L’Épi Alimentaire: le nouveau repère des recommandations alimentaires belges


 

L’Épi alimentaire illustre les 5 mesures alimentaires prioritaires qui ont le plus d’impact sur la santé pour la population adulte en Belgique. Développé par Food in Action et la Haute École Vinci sur base des nouvelles recommandations alimentaires du Conseil Supérieur de la Santé, c’est le premier modèle soutenu au niveau Fédéral et des Régions.

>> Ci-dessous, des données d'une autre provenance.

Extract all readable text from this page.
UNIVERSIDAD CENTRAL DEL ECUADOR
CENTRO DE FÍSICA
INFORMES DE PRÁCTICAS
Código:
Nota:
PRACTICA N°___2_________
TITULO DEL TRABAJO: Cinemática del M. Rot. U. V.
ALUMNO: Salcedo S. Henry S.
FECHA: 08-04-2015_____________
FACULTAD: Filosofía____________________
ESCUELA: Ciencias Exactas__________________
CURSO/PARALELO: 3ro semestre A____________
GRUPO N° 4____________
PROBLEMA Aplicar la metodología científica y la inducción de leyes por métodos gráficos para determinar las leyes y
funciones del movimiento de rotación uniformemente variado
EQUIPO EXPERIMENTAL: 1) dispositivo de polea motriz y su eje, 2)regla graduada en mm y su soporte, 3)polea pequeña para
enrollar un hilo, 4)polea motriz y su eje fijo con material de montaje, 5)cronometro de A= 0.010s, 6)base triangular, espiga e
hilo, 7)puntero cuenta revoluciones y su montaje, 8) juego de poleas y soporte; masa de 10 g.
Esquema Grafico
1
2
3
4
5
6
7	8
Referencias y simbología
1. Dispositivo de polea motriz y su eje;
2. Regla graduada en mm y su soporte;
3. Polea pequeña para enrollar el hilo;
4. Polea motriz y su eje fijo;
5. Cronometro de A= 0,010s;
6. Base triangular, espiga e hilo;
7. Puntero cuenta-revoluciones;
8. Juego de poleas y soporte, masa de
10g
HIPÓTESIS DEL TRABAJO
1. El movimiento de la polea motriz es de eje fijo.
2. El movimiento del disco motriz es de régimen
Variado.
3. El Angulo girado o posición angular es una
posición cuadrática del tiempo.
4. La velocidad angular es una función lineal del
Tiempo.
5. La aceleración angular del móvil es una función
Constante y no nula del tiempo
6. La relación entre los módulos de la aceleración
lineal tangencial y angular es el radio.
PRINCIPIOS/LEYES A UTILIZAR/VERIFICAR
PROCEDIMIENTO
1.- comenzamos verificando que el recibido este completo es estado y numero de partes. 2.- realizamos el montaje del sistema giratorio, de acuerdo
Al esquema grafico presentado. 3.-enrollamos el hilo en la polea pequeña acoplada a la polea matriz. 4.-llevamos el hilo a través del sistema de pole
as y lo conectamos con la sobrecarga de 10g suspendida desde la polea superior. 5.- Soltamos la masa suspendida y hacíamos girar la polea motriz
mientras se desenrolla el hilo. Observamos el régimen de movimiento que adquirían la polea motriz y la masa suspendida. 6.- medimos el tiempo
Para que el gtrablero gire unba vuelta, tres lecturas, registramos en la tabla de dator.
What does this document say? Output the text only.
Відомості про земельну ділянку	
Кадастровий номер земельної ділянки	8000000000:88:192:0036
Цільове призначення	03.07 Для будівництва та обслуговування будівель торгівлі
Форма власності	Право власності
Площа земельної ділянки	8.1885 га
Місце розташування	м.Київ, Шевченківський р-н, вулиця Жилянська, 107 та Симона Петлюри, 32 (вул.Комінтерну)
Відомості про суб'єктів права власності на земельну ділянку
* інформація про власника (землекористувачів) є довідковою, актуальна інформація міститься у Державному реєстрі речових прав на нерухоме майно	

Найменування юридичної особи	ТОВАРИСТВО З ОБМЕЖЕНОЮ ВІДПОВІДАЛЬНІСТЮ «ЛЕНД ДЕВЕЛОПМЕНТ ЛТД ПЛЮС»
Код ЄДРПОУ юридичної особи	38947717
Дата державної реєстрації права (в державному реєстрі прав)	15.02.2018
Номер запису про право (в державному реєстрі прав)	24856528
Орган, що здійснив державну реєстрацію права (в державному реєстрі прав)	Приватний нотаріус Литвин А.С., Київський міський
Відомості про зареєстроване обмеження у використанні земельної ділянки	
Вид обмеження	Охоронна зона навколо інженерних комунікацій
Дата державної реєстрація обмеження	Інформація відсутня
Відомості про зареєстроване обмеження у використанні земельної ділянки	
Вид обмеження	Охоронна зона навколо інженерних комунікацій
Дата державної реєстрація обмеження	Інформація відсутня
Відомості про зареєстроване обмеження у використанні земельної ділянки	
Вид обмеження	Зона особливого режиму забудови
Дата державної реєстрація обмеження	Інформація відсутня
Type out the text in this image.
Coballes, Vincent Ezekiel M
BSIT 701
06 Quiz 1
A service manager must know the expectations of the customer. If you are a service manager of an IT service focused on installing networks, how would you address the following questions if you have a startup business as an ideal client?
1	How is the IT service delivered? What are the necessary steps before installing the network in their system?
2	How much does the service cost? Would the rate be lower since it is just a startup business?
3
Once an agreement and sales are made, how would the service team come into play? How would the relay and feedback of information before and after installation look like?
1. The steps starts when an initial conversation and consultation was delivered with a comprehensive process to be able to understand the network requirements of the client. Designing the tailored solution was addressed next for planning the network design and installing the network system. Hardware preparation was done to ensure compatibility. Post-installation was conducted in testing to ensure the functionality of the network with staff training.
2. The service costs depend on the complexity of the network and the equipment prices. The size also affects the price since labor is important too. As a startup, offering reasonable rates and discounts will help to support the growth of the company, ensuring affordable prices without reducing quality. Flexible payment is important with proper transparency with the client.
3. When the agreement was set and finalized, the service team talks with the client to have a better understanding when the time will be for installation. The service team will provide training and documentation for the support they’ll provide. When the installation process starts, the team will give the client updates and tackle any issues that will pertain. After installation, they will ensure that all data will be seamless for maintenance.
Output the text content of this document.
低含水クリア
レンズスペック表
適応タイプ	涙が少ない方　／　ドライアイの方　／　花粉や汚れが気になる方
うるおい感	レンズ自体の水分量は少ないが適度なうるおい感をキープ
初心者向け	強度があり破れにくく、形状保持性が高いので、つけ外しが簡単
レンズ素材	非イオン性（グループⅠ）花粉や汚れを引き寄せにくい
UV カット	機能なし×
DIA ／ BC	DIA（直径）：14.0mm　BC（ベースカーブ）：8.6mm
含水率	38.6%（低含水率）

Bien manger: fixer les priorités !

Manger équilibré, voilà bien une vérité devenue inutile, tant chacun y va de son interprétation. Et ce n’est pas un hasard, mais un phénomène qui ne fait que s’amplifier en raison des pertes de repères que provoque la surinformation. Les moteurs de recherches sont devenus le premier interlocuteur pour accéder à des informations sur la santé. Les influenceurs donnent le ton et deviennent un nouveau pouvoir, les réseaux sociaux propagent bonne et mauvaise parole sur ce qu’il faut ou ne faut surtout pas manger… À la clé, des conceptions, des convictions et des comportements alimentaires qui répondent parfois plus aux besoins intellectuels qu’à ceux de la physiologie humaine.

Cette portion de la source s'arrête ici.